The Fifth Circuit found that the test it established in In re Nat’l Gypsum Co., 118 F.3d 1059, 1069 (5th Cir. 1997), was still good law notwithstanding the intervening case of Epic Systems Corp. v. Lewis, 138 S. Ct. 1612 (2018), and that, under National Gypsum, the bankruptcy properly exercised its discretion to deny the creditor’s motion to compel arbitration in an action alleging discharge injunction violation. Henry v. Educ. Fin. Serv., No 18-20809 (5th Cir. Oct. 17, 2019).
NCBRC, NACBA and Professor Jay Westbrook provided an amicus brief, authored by NACBA member Allan Gropper, in support of the debtor in this case.
Stephanie Henry filed for chapter 13 bankruptcy ten years after entering into a student loan contract with Wells Fargo’s predecessor. After she successfully completed her five-year plan, Wells Fargo sent her a letter containing language to the effect that it was attempting to collect the remaining debt on the loan. Ms. Henry filed an adversary proceeding alleging violation of the discharge injunction. Wells Fargo moved to compel arbitration in accordance with a clause in the lending agreement under which Ms. Henry agreed to have any complaint “arising under or relating to” the debt settled by arbitration. The bankruptcy court denied Wells Fargo’s motion to compel arbitration on the basis that the cause of action did not arise under or relate to the student loan contract. The court certified the case for interlocutory appeal directly to the Fifth Circuit.
The Fifth Circuit accepted the appeal in order to address the interaction between the Federal Arbitration Act and the Bankruptcy Code, noting that the FAA mandates that arbitration clauses be honored according to their terms. But, the court cautioned, that mandate is not without restriction. Where there is a conflict between the FAA and another federal law, the arbitration mandate may be overridden by “contrary congressional command.”
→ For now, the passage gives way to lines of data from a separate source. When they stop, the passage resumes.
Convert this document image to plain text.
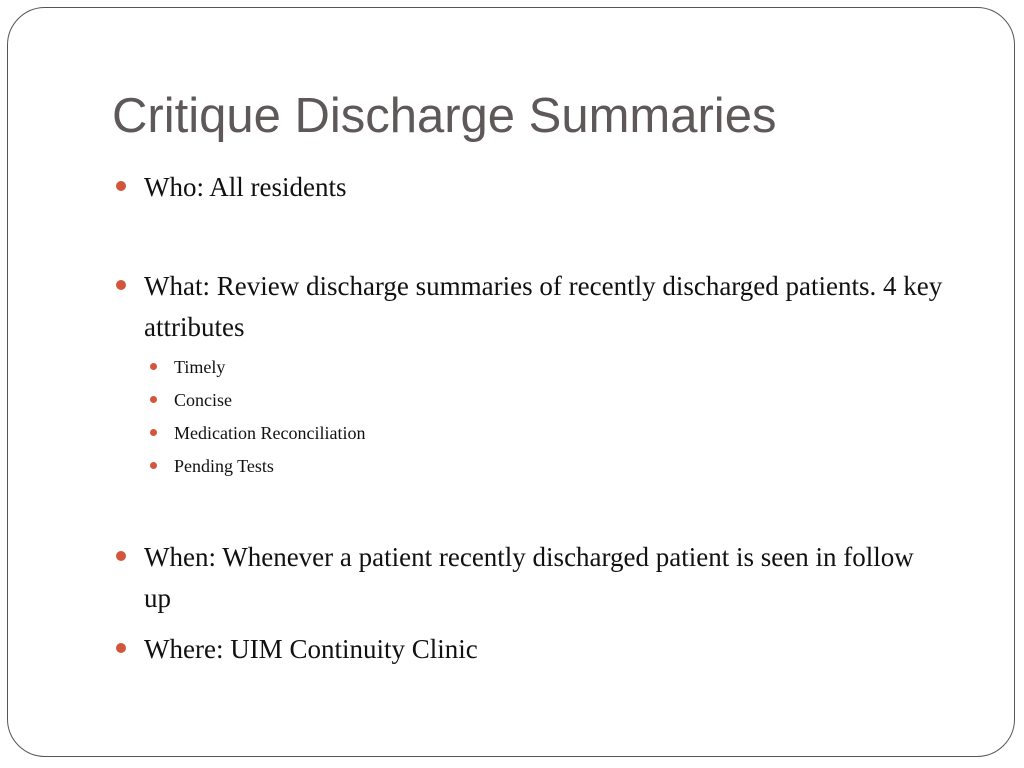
Critique Discharge Summaries
Who: All residents
What: Review discharge summaries of recently discharged patients. 4 key attributes
Timely
Concise
Medication Reconciliation
Pending Tests
When: Whenever a patient recently discharged patient is seen in follow up
Where: UIM Continuity Clinic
In addressing whether a conflict exists between the FAA and the Code, the court revisited its precedent, In re Nat’l Gypsum Co., 118 F.3d 1059, 1069 (5th Cir. 1997), which held that a bankruptcy court has discretion to deny a motion to compel arbitration when, 1) the action involves statutory rights conferred by the Bankruptcy Code rather than the debtor’s pre-petition rights, or 2) where arbitration would conflict with the purpose of the Code. In National Gypsum, the court found that a bankruptcy court properly declined to enforce an arbitration clause in a discharge injunction case, reasoning that the action involved purely bankruptcy issues as well as the court’s power to enforce its own orders, and arbitration would lead to piecemeal litigation. Wells Fargo argued that the decision in National Gypsum was called into question by the later holding in Epic Systems Corp. v. Lewis, 138 S. Ct. 1612 (2018).
One panel of a circuit cannot overturn a decision of another panel based on an intervening Supreme Court case unless such action is “unequivocally directed” by that intervening case. The court found that that was not the case here. National Gypsum was based on language in Shearson/Am. Express, Inc. v. McMahon, 482 U.S. 220, 226 (1987), where the Court reasoned that Congress’s intent to override the FAA must be “deducible” from the statutory text or legislative history. Epic Systems tightened this language to require a party arguing that the arbitration mandate is overridden by another federal statute must show Congress had a “clear and manifest” intent to displace the FAA.
The court here found that the difference between Epic Systems and McMahon was largely one of tone and did not significantly change the test for resolving a conflict between the FAA and other federal law. Moreover, to the extent that Epic Systems overruled McMahon by its comments disapproving the use of legislative history in resolving the question, the court found that that did not likewise undermine the holding in National Gypsum because National Gypsum did not rely on legislative history. The court concluded that National Gypsum remained good law and the bankruptcy court properly exercised its discretion in denying Wells Fargo’s motion to compel. It affirmed.